Even so, Bowman and his allies on the issue say keeping potentially hostile software off of state devices is an easy decision. The idea has backing from the Oregon Department of Justice, which called the bill “yet another step the State of Oregon can take to prevent unauthorized access and ensure that state information and infrastructure are protected.”

In Oregon, state agencies are often left to set their own rules for what applications are fair game.

While there is no blanket ban on TikTok, some agencies, including the Department of Human Services, have a set of approved applications employees may download without explicit permissions. If they want to download an app that is not on that list — like TikTok — they must go through an exception process to request it, DHS spokesman Jake Sunderland said, “and could only download apps required to do the business of their position.”

The state is in the process of centralizing control of access to apps and other programs with the Department of Administrative Services, Oregon’s central administrative agency.

Bowman said Tuesday he hasn’t heard any opposition to HB 3127 from other lawmakers, and that he thinks the proposal should pass with a few changes.

Under an amendment that’s expected to move forward, the state’s chief information officer would be empowered to add and remove companies from the list of businesses whose products are prohibited. And rollout of the ban would occur gradually, as the state centralizes control of devices with the administrative services office. Slowing down implementation to coincide with that process was a way to keep the bill from spurring new costs for state agencies, which could hurt its chances of passage, Bowman said.
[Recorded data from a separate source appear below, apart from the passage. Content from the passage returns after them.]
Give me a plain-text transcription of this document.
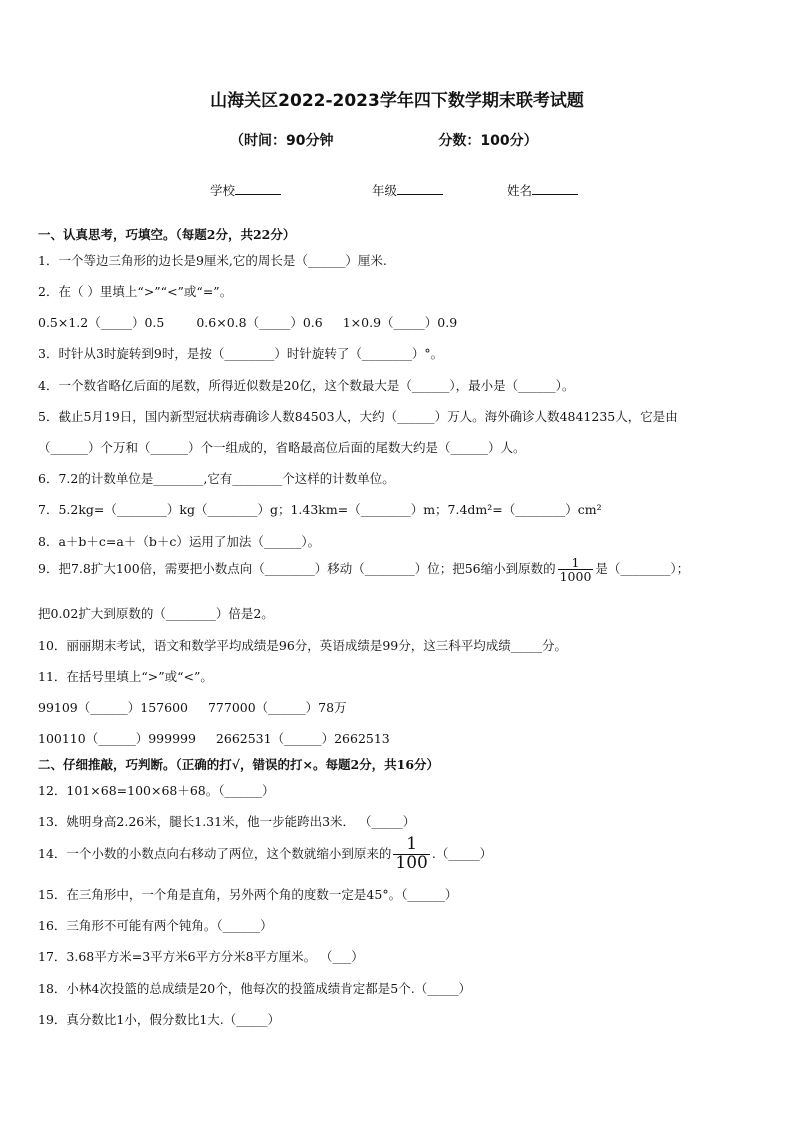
山海关区2022-2023学年四下数学期末联考试题
（时间：90分钟	分数：100分）
学校	年级	姓名
一、认真思考，巧填空。（每题2分，共22分）
1．一个等边三角形的边长是9厘米,它的周长是（______）厘米.
2．在（ ）里填上“>”“<”或“=”。
0.5×1.2（_____）0.5	0.6×0.8（_____）0.6 1×0.9（_____）0.9
3．时针从3时旋转到9时，是按（________）时针旋转了（________）°。
4．一个数省略亿后面的尾数，所得近似数是20亿，这个数最大是（______），最小是（______）。
5．截止5月19日，国内新型冠状病毒确诊人数84503人，大约（______）万人。海外确诊人数4841235人，它是由
（______）个万和（______）个一组成的，省略最高位后面的尾数大约是（______）人。
6．7.2的计数单位是________,它有________个这样的计数单位。
7．5.2kg=（________）kg（________）g；1.43km=（________）m；7.4dm²=（________）cm²
8．a＋b＋c=a＋（b＋c）运用了加法（______）。
9．把7.8扩大100倍，需要把小数点向（________）移动（________）位；把56缩小到原数的 $\frac{1}{1000}$ 是（________）；
把0.02扩大到原数的（________）倍是2。
10．丽丽期末考试，语文和数学平均成绩是96分，英语成绩是99分，这三科平均成绩_____分。
11．在括号里填上“>”或“<”。
99109（______）157600 777000（______）78万
100110（______）999999 2662531（______）2662513
二、仔细推敲，巧判断。（正确的打√，错误的打×。每题2分，共16分）
12．101×68=100×68＋68。（______）
13．姚明身高2.26米，腿长1.31米，他一步能跨出3米． （_____）
14．一个小数的小数点向右移动了两位，这个数就缩小到原来的 $\frac{1}{100}$ .（_____）
15．在三角形中，一个角是直角，另外两个角的度数一定是45°。（______）
16．三角形不可能有两个钝角。（______）
17．3.68平方米=3平方米6平方分米8平方厘米。 （___）
18．小林4次投篮的总成绩是20个，他每次的投篮成绩肯定都是5个.（_____）
19．真分数比1小，假分数比1大.（_____）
“To be candid, I would like a broader application of this bill,” he said. “I would like it to apply to more devices — state government, local government.”

Officials and agencies in some states have shown a flair for TikTok. In California, for instance, both the state energy commission and Gov. Gavin Newsom use the platform. So does Michigan Gov. Gretchen Whitmer, despite her state’s recent decision to ban the app on state-issued devices.

Not so in Oregon. Gov. Tina Kotek does not have an account. Secretary of State Shemia Fagan does, though she’s posted only two videos, most recently in 2020. A spokesperson said Fagan and staff discontinued use of the app and removed it from state devices last year.

One group that has shown some interest in the platform lately: the House Democratic caucus, to which Bowman belongs. In a December TikTok post, the rookie lawmaker can be seen winking at the camera, his hand extended in a finger gun.

The post and those like it, recorded by a communications staffer on a personal cellphone, would not be impacted by HB 3127.